Para mudanças tão grandes, rápidas e profundas não serão simples mexidas nas peças, uns retoques, ou uma maquiagem dos serviços prestados, a solução dos problemas. As áreas-meio precisam estar preparadas e com prontidão, ou seja, capacidade de rápida atuação, para responderem aos desafios dessa nova organização do mundo. Se na ponta, junto aos clientes as empresas e organizações mudam profundamente, internamente as suas áreas de serviço, e o RH incluído aí, também devem se transformar.
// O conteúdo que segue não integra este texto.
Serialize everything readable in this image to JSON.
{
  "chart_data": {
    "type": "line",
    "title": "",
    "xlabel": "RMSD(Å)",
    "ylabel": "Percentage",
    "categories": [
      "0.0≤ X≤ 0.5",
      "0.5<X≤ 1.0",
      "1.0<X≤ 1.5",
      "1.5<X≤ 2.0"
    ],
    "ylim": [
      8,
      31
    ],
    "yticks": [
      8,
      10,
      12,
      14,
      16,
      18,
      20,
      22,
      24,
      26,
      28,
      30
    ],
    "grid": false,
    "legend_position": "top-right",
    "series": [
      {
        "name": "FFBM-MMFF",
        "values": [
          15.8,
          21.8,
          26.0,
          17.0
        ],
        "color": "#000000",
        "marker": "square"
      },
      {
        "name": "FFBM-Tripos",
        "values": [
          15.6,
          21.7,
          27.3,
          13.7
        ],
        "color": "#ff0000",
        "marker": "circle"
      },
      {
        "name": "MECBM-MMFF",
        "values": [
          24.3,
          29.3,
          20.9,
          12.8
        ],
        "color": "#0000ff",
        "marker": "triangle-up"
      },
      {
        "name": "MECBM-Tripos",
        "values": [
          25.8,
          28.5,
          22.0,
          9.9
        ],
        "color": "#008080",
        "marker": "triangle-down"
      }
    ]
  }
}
Caso não façam isto, elas irão a cada dia perder poder e influência, dando margem e espaço para que se dê no topo a discussão do como terceirizar o RH e outras áreas, tais como Serviços, Comunicação e Informática.
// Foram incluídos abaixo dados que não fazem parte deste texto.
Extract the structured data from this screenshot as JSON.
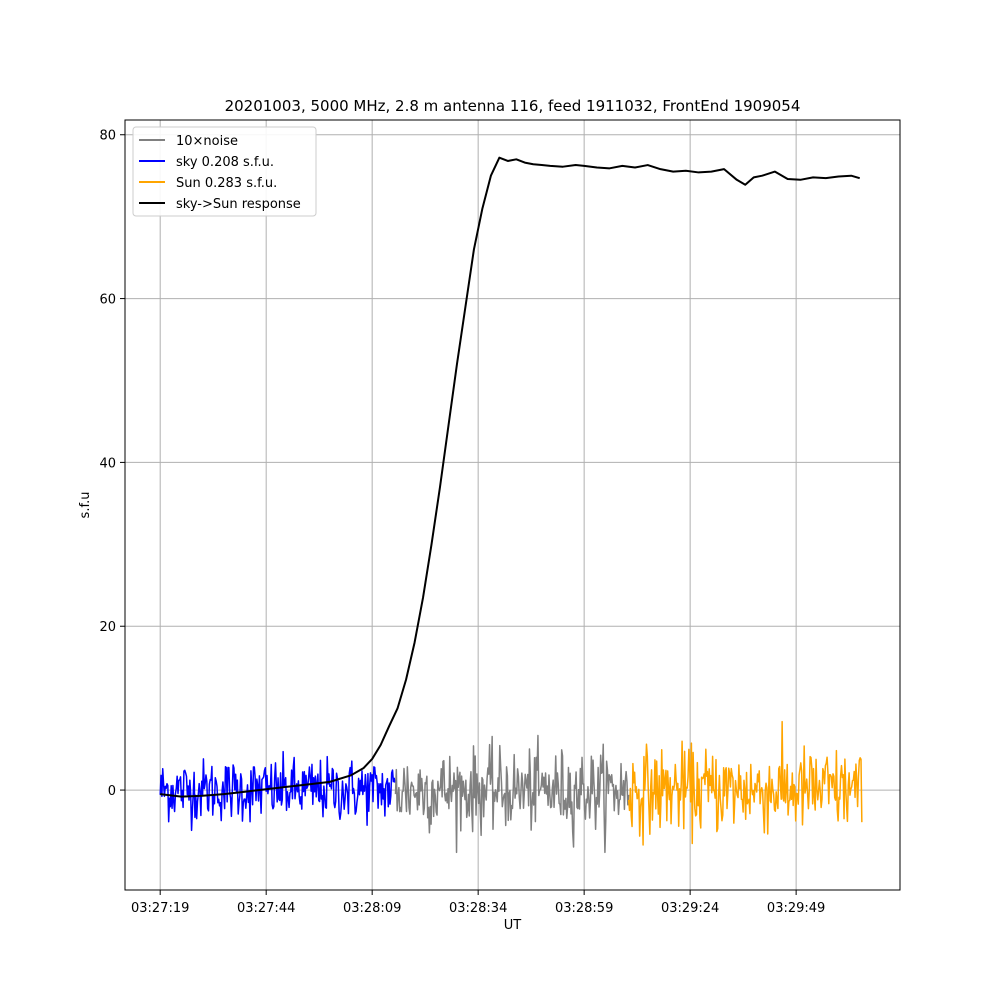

A proposta que fazemos é que o RH se prepare para sair da sua zona de conforto. Sair das suas salas onde recebe os clientes da área-fim e se instalar junto deles, mudando o foco e a postura da sua atividade, trabalhando como consultora interna da organização. Agindo assim ela estará atenta às expectativas e necessidades organizacionais, saberá, antes que os gerentes da ponta tenham consciência disso, das necessidades futuras e terão como se planejar para atendê-las. Agindo assim o RH se tornará realmente necessário, desejado, motivo de orgulho da empresa e gerador de valor efetivo para a organização. É para atender a essa nova demanda que propomos uma atuação do RH e das áreas de apoio em três níveis muito claros e distintos.
O primeiro nível, em verde, é a manutenção, em níveis excelentes, do que a área já pratica, sendo reconhecida pela qualidade das suas ações cotidianas, tais como rodar folha de pagamentos, fazer e manter registros de pessoal, desligar, contratar, adquirir e realizar treinamentos, saúde ocupacional, segurança do trabalho, gerar relatórios...
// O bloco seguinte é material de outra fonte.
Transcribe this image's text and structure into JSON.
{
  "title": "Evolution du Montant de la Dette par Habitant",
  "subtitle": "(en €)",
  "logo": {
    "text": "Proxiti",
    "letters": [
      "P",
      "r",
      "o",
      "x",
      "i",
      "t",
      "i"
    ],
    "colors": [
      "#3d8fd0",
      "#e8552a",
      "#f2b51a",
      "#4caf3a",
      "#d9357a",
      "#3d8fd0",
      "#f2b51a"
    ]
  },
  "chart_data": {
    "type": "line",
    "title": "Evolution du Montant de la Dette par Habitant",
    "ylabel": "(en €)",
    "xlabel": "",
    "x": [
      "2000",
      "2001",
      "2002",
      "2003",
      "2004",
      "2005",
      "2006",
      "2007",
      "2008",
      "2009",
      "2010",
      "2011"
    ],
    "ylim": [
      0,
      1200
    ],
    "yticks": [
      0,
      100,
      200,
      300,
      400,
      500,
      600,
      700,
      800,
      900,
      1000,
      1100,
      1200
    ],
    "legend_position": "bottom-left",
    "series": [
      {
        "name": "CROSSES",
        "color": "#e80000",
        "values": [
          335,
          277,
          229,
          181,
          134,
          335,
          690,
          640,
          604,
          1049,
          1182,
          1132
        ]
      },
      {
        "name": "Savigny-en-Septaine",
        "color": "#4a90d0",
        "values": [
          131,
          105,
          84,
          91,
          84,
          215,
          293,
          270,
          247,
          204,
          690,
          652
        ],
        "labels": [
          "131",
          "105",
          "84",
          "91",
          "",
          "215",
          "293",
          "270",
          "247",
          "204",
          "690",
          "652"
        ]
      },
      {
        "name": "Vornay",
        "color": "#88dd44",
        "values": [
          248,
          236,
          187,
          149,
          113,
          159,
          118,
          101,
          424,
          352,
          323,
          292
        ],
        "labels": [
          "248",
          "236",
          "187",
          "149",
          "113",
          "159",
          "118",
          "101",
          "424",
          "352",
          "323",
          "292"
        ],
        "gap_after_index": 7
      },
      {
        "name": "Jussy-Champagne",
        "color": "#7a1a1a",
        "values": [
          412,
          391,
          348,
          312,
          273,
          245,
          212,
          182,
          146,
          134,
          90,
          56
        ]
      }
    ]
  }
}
O segundo nível, em lilás, representa a mudança, o primeiro grande salto dos Recursos Humanos. Significa que ele irá atuar como consultor interno da organização. Exercer este papel é inverter a corrente elétrica que descarrega em RH todo o cuidado e atenção com as pessoas na instituição. Não que os Recursos Humanos não tenham que cuidar e estar atentos à força de trabalho. Esta é a sua função clássica e ela irá continuar para o futuro. A diferença é que RH irá agora ajudar os gerentes a também fazer a sua parte na gestão das pessoas. Ou seja, junto com o RH, quem terá que cuidar dos empregados serão os seus gerentes e líderes.
O que Recursos Humanos têm a fazer para se tornar Consultoria Interna então é educar o seu corpo gerencial e lideranças para que assumam, junto com ele, a sua parte na gestão do capital humano. Mais que a turma de RH, serão os gerentes e líderes, que estão próximos aos empregados, os responsáveis por esta atuação, até porque são eles que têm poder de mando sobre seus subordinados. São os primeiros a atuar, tendo para isto a consultoria da área de RH, como verdadeiros gestores de pessoas. Afinal, além dos recursos financeiros, materiais e tecnológicos da organização, são os homens e as mulheres que fazem a diferença e que geram os resultados.
A velha e clássica cena que mostra o gerente tendo um problema com o seu subordinado e de imediato proferir a famosa frase “passe no RH para eles resolverem isto” tende, senão a acabar, a diminuir muito. Antes de enviar o empregado para ser “cuidado”, será o gestor dele quem dará o primeiro “tratamento”. Se tiver dúvida sobre o remédio a ser aplicado, chamará então o seu “consultor” de RH para ajudá-lo a enfrentar a situação.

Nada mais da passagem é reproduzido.